In adults whose asthma was not well-controlled on ICS, the reduction in hospital admission with SiT did not reach statistical significance (Peto odds ratio (OR) 0.81; 95% confidence interval (CI) 0.45 to 1.44, eight trials, N = 8841, low quality evidence due to risk of detection bias in open studies and imprecision). The rates of hospital admission were low; for every 1000 people treated with current best practice six would experience a hospital admission over six months compared with between three and eight treated with SiT. The odds of experiencing exacerbations needing treatment with oral steroids were lower with SiT compared with control (OR 0.83; 95% CI 0.70 to 0.98, eight trials, N = 8841, moderate quality evidence due to risk of detection bias). For every 100 adults treated with current best practice over six months, seven required a course of oral steroids, whilst for SiT there would be six (95% CI 5 to 7). The small reduction in time to first severe exacerbation needing medical intervention was not statistically significant (hazard ratio (HR) 0.94; 95% CI 0.85 to 1.04, five trials, N = 7355). Most trials demonstrated a reduction in the mean total daily dose of ICS with SiT (mean reduction was based on self-reported data from patient diaries and ranged from 107 to 385 µg/day). Withdrawals due to adverse events were more common in people treated with SiT in comparison to current best practice (OR 2.85; 95% CI 1.89 to 4.30, moderate quality evidence due to risk of detection bias).

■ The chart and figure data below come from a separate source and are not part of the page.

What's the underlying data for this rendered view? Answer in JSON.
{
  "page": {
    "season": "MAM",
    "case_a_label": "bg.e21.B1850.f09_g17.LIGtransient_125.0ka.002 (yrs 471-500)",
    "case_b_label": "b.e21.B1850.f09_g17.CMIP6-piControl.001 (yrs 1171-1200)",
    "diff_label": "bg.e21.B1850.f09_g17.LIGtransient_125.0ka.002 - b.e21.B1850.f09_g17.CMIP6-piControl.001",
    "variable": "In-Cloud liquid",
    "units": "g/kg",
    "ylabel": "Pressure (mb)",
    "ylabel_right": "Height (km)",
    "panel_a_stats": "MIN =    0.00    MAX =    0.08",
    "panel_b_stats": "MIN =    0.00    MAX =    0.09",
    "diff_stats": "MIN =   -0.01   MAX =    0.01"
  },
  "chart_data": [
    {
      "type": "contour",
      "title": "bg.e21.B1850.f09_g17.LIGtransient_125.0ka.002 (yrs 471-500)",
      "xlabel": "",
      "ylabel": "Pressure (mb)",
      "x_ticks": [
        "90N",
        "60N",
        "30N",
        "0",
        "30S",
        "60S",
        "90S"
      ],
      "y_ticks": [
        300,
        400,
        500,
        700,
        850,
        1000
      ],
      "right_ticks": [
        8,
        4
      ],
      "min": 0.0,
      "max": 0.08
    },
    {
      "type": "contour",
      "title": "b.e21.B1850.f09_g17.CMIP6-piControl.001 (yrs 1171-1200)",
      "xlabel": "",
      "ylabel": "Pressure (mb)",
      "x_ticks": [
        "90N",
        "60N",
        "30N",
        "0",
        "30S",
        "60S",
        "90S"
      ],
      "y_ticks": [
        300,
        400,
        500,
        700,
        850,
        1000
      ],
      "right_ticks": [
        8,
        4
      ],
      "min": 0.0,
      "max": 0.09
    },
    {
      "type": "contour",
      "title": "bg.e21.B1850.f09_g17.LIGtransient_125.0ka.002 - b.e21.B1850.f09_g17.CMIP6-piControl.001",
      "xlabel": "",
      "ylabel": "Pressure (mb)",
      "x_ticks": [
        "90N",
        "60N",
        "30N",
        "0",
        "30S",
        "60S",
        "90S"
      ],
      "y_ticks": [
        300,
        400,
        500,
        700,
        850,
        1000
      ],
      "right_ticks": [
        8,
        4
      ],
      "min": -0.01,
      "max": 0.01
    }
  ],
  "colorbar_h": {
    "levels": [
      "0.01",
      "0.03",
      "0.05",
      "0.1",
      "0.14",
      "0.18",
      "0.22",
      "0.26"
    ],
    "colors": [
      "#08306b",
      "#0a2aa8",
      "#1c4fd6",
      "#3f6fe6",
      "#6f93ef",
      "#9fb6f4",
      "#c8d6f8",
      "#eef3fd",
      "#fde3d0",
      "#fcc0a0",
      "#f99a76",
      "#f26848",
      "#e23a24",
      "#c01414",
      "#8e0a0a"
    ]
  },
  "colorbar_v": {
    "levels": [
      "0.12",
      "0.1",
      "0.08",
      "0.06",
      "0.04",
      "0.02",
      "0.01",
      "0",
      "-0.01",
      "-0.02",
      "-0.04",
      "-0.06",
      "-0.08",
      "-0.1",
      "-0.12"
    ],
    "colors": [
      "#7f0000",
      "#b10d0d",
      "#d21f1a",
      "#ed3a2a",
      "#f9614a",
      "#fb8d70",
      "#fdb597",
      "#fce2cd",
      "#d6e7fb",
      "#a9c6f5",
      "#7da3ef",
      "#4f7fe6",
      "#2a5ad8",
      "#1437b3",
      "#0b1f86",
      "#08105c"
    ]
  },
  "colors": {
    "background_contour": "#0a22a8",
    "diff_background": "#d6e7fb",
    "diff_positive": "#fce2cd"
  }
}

Three studies including 4209 adults compared SiT with higher dose budesonide maintenance and terbutaline for symptom relief. The studies were considered as low risk of bias. The run-in for these studies involved withdrawal of LABA, and patients were recruited who were symptomatic during run-in. The reduction in the odds of hospitalisation with SiT compared with higher dose ICS did not reach statistical significance (Peto OR; 0.56; 95% CI 0.28 to 1.09, moderate quality evidence due to imprecision). Fewer patients on SiT needed a course of oral corticosteroids (OR 0.54; 95% CI 0.45 to 0.64, high quality evidence). For every 100 adults treated with ICS over 11 months, 18 required a course of oral steroids, whilst for SiT there would be 11 (95% CI 9 to 12). Withdrawals due to adverse events were less common in people treated with SiT in comparison to higher dose budesonide maintenance (OR 0.57; 95% CI 0.35 to 0.93, high quality evidence).
One study included children (N = 224), in which SiT was compared with higher dose budesonide. There was a significant reduction in participants who needed an increase in their inhaled steroids with SiT, but there were only two hospitalisations for asthma and no separate data on courses of oral corticosteroids. Less inhaled and oral corticosteroids were used in the SiT group and the annual height gain was also 1 cm greater in the SiT group, (95% CI 0.3 cm to 1.7 cm).
The results for fatal serious adverse events were too rare to rule out either treatment being harmful. There was no significant difference found in non-fatal serious adverse events for any of the comparisons.